Eric Desplinter, 33, and Gabrielle Wallace, 31, got lost while hiking near Mount Baldy in San Bernardino County, California, last Saturday.

"We just lost the trail," Desplinter said after being rescued Wednesday night, according to CNN affiliate KCAL/KCBS. "And had a little bit of a slip going to the peak of Cucamonga Peak. We decided we wouldn't go back up the ice and snow, so we tried to descend through a valley."

"But that valley was more treacherous than we thought," he added.

To survive over the next several days, Desplinter said he and Wallace tried their best to keep warm, rationed their food and drank water through a LifeStraw -- a straw-like tube that purifies water. They're used by hikers and have also been used for humanitarian purposes, providing clean water to people who might not have access to it otherwise.

The pair had gone hiking with a group but ended up getting separated, Wallace's mother told KCAL/KCBS.

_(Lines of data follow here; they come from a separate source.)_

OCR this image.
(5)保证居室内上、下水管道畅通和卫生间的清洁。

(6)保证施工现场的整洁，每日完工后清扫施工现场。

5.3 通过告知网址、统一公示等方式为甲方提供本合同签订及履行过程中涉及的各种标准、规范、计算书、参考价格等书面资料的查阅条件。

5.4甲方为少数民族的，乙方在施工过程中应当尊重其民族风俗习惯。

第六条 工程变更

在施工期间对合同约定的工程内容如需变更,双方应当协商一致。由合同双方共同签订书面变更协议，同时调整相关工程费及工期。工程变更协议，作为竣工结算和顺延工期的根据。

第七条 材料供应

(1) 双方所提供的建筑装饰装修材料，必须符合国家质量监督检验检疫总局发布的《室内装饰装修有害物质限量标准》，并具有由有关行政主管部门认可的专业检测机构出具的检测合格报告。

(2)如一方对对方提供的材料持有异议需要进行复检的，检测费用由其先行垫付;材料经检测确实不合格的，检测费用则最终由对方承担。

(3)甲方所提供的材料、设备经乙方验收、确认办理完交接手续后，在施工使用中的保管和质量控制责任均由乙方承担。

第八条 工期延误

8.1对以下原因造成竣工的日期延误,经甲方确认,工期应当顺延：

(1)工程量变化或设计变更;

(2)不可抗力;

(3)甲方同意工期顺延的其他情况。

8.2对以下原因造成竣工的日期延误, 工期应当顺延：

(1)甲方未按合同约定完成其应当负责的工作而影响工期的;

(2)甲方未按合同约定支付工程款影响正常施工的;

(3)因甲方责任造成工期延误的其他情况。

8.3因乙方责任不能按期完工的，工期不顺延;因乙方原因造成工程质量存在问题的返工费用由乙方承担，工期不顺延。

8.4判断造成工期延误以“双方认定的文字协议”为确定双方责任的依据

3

According to a statement from the San Bernardino County Sheriff's Office, search and rescue teams from multiple agencies in the surrounding area had spent days combing an area of approximately 30 square miles, or 19,000 acres.

Desplinter and Wallace were finally found after a search team discovered two sets of footprints in Cucamonga Canyon and followed them.

The team provided the location to the command post, and a helicopter flew over the area. From the air the crew was able to spot a campfire and saw two people believed and later confirmed to be Desplinter and Wallace, the sheriff's office said.

According to dramatic footage from the sheriff's office, they were hoisted out of the canyon one at a time in the dark of night as the helicopters blades spun about 10 feet away from nearby trees and rocks.

"Thank you to all the volunteers who were helping look for us," Desplinter said. "We are very grateful to be found tonight."